No tuvo éxito en que esos gestos abrieran camino a la negociación de paz porque entre julio y agosto el premier Benjamin Netanyahu lanzó una invasión contra Gaza que le valió críticas por genocidio contra la población civil.
Ahora el Papa hizo tres jugadas favorables a Palestina.
La primera fue anunciar, el 12 de mayo pasado, que el Vaticano tiene listo un concordato para firmar con la Autoridad Nacional Palestina, reconociendo a Palestina como estado independiente. Ya hay 134 países en el mundo que reconocen esa cualidad, de modo que a Washington y Tel Aviv se les hará muy cuesta arriba impedir tal reconocimiento en el Consejo de Seguridad de la ONU.
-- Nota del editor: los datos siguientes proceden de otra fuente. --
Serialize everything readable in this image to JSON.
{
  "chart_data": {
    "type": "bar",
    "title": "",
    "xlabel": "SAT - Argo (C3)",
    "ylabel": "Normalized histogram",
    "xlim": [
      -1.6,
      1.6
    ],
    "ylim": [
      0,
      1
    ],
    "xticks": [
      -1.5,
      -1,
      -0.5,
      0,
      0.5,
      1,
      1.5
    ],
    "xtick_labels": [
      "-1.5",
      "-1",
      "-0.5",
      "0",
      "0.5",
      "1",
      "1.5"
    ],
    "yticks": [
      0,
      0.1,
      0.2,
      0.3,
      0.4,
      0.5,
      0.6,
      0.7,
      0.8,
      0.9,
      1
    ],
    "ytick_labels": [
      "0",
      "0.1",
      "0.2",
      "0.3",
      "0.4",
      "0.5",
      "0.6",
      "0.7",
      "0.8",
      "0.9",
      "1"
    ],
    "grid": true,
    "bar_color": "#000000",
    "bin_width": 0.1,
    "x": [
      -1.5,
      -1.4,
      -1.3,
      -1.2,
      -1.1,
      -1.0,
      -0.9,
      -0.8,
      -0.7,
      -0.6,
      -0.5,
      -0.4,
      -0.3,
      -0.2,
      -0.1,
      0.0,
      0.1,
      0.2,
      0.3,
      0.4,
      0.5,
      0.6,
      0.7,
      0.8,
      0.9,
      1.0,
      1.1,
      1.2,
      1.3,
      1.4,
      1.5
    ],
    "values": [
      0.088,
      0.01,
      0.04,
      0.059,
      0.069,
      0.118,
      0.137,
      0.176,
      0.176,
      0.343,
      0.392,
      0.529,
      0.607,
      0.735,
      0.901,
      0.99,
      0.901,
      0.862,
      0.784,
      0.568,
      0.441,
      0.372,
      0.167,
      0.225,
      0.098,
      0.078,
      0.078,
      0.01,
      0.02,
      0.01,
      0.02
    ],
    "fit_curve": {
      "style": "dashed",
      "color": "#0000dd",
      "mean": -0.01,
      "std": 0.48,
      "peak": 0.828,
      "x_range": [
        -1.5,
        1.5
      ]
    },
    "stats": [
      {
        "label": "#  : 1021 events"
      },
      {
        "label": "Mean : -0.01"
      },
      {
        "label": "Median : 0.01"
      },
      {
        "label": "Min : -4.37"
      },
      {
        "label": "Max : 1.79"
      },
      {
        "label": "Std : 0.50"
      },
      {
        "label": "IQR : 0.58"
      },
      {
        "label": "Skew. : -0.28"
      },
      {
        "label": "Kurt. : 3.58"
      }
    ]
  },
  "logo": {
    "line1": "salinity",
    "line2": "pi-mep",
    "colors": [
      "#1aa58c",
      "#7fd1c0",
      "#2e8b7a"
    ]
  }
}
La segunda jugada fue recibir a Abbas para confirmarle la firma de aquel concordato. En esa entrevista el Papa llamó “el ángel de la paz” a su visitante, lo que motivó quejas amargas de Netanyahu, quien dijo estar “decepcionado”. El rabino de Roma, Riccardo de Segni, tuiteó: “todos tenemos necesidad de ángeles de la paz, pero deben ser ángeles verdaderos y paz verdadera”. No lo consideran a Abbas como adalid de esa causa.
Y la tercera actitud de Francisco fue canonizar el domingo 17 a dos monjas de origen palestino, Mariam Baouardy y Mariam Sultana Danil Ghatas. Abbas estuvo en la ceremonia y el Papa volvió a abrazarlo como si fuera el tan mentado ángel de la paz.